L’autre défi évoqué par les malvoyants est celui de trouver du travail après les études. B. Nishimwe est fâché par le fait que les malvoyants sont discriminés lors du recrutement. D’après lui, la conséquence est qu’ils sont obligés de travailler dans les mêmes centres pour handicapés. Or, selon lui, « il n’y a pas d’amélioration ».

L’appel à un sursaut

Selon Patrice Tuhabonyimana, Directeur de l’Education Inclusive au Ministère de l’Education National, plusieurs activités sont en train d’être réalisées pour mettre en pratique l’éducation inclusive. Parmi les programmes phares figure le renforcement des capacités des enseignants pour leur enseigner quel comportement à adopter selon le handicap de l’enfant, surtout les techniques à utiliser dans l’enseignement et sur la manière de questionner ces élèves.

Patrice Tuhabonyimana, Directeur de l’Education Inclusive au Ministère de l’Education National.

Concernant le matériel didactique, le Directeur de l’éducation inclusive, parle d’un matériel très cher, mais le ministère a doté ces écoles de matériels suffisants pour les lettres et les mathématiques, dit-il. « Même ceux qui n’avaient pas de matériel suffisant, le ministère en dispose d’autres et envisage de le distribuer pour que tous soient satisfaits. Quant aux photocopieuses, elles sont très chères mais nous avons 4 qui peuvent imprimer les livres suffisants. », assure-t-il.

Il appelle les parents à amener leurs enfants malvoyants à ces écoles pour réussir dans la vie.

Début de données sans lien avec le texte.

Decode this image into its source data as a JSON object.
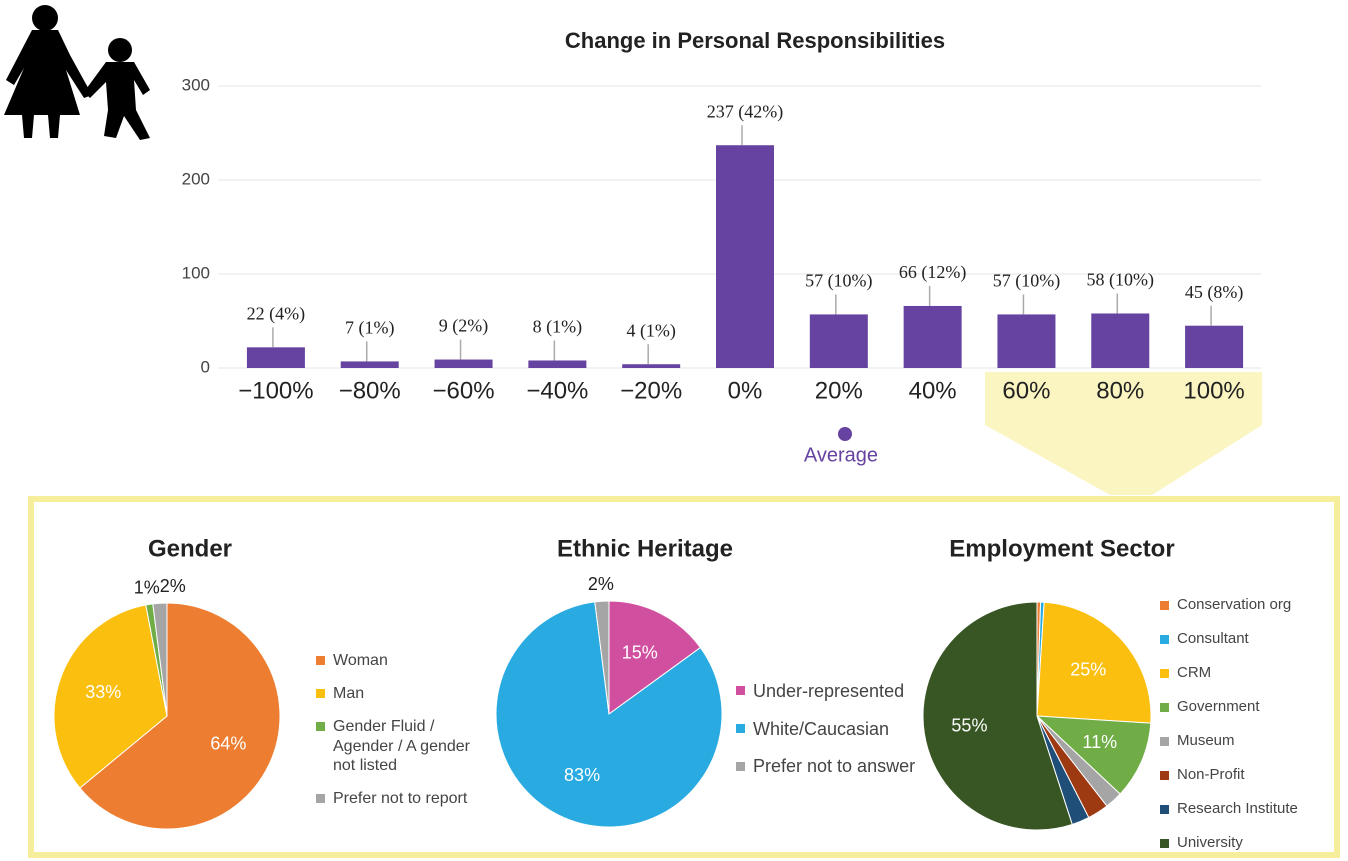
{
  "chart_data": [
    {
      "type": "bar",
      "title": "Change in Personal Responsibilities",
      "categories": [
        "−100%",
        "−80%",
        "−60%",
        "−40%",
        "−20%",
        "0%",
        "20%",
        "40%",
        "60%",
        "80%",
        "100%"
      ],
      "values": [
        22,
        7,
        9,
        8,
        4,
        237,
        57,
        66,
        57,
        58,
        45
      ],
      "value_labels": [
        "22 (4%)",
        "7 (1%)",
        "9 (2%)",
        "8 (1%)",
        "4 (1%)",
        "237 (42%)",
        "57 (10%)",
        "66 (12%)",
        "57 (10%)",
        "58 (10%)",
        "45 (8%)"
      ],
      "color": "#6643a0",
      "ylim": [
        0,
        300
      ],
      "yticks": [
        0,
        100,
        200,
        300
      ],
      "grid": true,
      "annotation": "Average"
    },
    {
      "type": "pie",
      "title": "Gender",
      "categories": [
        "Woman",
        "Man",
        "Gender Fluid / Agender / A gender not listed",
        "Prefer not to report"
      ],
      "values": [
        64,
        33,
        1,
        2
      ],
      "value_labels": [
        "64%",
        "33%",
        "1%",
        "2%"
      ],
      "colors": [
        "#ed7d31",
        "#fbbf10",
        "#70ad47",
        "#a5a5a5"
      ]
    },
    {
      "type": "pie",
      "title": "Ethnic Heritage",
      "categories": [
        "Under-represented",
        "White/Caucasian",
        "Prefer not to answer"
      ],
      "values": [
        15,
        83,
        2
      ],
      "value_labels": [
        "15%",
        "83%",
        "2%"
      ],
      "colors": [
        "#d14f9f",
        "#29abe2",
        "#a5a5a5"
      ]
    },
    {
      "type": "pie",
      "title": "Employment Sector",
      "categories": [
        "Conservation org",
        "Consultant",
        "CRM",
        "Government",
        "Museum",
        "Non-Profit",
        "Research Institute",
        "University"
      ],
      "values": [
        0.5,
        0.5,
        25,
        11,
        2.5,
        3,
        2.5,
        55
      ],
      "value_labels": [
        null,
        null,
        "25%",
        "11%",
        null,
        null,
        null,
        "55%"
      ],
      "colors": [
        "#ed7d31",
        "#29abe2",
        "#fbbf10",
        "#70ad47",
        "#a5a5a5",
        "#9e3a12",
        "#1f4e79",
        "#375623"
      ]
    }
  ]
}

L’administration locale doit soutenir ce projet de l’éducation inclusive à travers la construction d’infrastructures qui favorisent ces enfants et aussi contribuer à l’achat de ces matériaux : «  Dans le budget communal par exemple, la commune peut acheter deux papiers pour les malvoyants. »

Francine Nshimirimana trouve que les choses ont changé́ car, dit-elle, un enfant avec handicap est capable de servir sa famille et la nation.

Audace Coyitungiye, Directeur de Penn Blind School

Pour le Directeur de Penn Blind School, Audace Coyitungiye, l’Etat devrait appuyer significativement ces centres avec un suivi continu : « Nous collaborons avec le ministère mais nous n’avons pas encore atteint le point de satisfaction quant aux moyens mis en place pour aider ces enfants ».

B. Nishimwe n’entend pas arrêter en cours de route et envisage aller plus loin. « Je veux être un enseignant d’anglais, faire même le doctorat. Je veux aussi faire le marketing et travailler dans le business mais aussi être un politicien et petit à petit mes idées grandiront », assure-t-il avec confiance.